His love for his Irish Isolde was too much for Tristan, and he returned to Cornwall to see her again. She was cross when she learned he had married but soon forgave him. The love potion the two had taken all that time ago still had a hold of them and they fell into each other’s arms. However, Tristan knew he couldn’t stay in his uncle’s Kingdom. He would have to return to his wife Isolde in Brittany.

On his journey home, Tristan took part in a battle and received a lethal wound. He sent for his love, Irish Isolde, knowing only she could heal him and save his life. Tristan was unsure if she would see him again after he had left her for a second time. He told his messenger to hoist a white sail if Isolde was coming or a black sail if she wasn’t. When the message got to Isolde she immediately agreed to travel to see Tristan. Isolde also knew that only her love could heal his wound and save his life.

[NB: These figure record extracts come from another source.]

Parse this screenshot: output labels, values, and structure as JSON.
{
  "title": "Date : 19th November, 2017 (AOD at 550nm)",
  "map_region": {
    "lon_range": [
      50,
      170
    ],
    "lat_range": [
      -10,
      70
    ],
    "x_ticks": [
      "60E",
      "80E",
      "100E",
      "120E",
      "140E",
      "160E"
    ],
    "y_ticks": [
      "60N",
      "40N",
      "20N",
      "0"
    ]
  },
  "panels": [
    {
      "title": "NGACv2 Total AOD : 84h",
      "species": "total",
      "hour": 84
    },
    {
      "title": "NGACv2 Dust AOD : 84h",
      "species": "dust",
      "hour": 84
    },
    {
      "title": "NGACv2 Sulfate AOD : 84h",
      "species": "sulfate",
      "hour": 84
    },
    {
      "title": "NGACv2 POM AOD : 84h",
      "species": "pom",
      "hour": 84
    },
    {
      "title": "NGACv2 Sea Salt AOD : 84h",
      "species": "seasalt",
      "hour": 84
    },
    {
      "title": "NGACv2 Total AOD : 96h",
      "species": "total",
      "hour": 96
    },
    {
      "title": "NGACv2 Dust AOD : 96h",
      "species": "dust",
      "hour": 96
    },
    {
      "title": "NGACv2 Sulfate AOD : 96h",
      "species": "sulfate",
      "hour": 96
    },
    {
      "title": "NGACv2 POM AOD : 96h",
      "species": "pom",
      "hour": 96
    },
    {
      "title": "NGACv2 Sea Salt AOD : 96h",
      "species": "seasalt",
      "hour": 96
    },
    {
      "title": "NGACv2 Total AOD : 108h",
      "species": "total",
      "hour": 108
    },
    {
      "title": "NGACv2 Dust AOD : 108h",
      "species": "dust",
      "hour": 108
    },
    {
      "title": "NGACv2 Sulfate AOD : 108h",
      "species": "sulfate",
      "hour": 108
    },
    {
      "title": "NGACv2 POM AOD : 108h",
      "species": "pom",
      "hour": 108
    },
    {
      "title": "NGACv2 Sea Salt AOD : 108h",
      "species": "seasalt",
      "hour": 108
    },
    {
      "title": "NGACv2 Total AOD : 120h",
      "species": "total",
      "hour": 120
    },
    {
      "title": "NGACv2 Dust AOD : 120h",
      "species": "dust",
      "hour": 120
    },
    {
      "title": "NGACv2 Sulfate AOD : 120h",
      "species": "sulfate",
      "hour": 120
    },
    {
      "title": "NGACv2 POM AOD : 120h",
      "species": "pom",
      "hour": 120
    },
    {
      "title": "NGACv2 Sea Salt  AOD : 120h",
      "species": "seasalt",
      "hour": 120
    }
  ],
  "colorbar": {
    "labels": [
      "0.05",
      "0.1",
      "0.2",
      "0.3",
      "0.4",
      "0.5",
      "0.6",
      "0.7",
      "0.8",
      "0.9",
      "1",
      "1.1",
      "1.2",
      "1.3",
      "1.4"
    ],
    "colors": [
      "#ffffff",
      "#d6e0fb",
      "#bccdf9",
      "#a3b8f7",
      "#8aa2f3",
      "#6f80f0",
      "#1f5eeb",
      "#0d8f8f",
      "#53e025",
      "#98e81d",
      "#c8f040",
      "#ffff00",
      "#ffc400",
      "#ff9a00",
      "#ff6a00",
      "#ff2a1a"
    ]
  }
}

However, before she could get to him, Tristan’s wife found out what was happening. She went into a rage, realising that Tristan’s heart would always be with his Irish Isolde.

Isolde arrived too late

Isolde of the White Hands saw the white sails hoisted on the returning ship of the messenger, signalling that Irish Isolde was on her way to see Tristan. But Tristan’s wife told him that the ship was flying a black sail, signalling that Isolde was not coming to see him. With the news that his love had rejected the chance to save him, Tristan gave up his fight to stay alive and died instantly.

Just moments later, Isolde arrived in Brittany to find her lover dead. Isolde knelt over Tristan and wept as she realised she was only moments away from saving him. She wrapped her arms around him and felt the life drain from her body. Isolde collapsed next Tristan and died in his arms of her broken heart.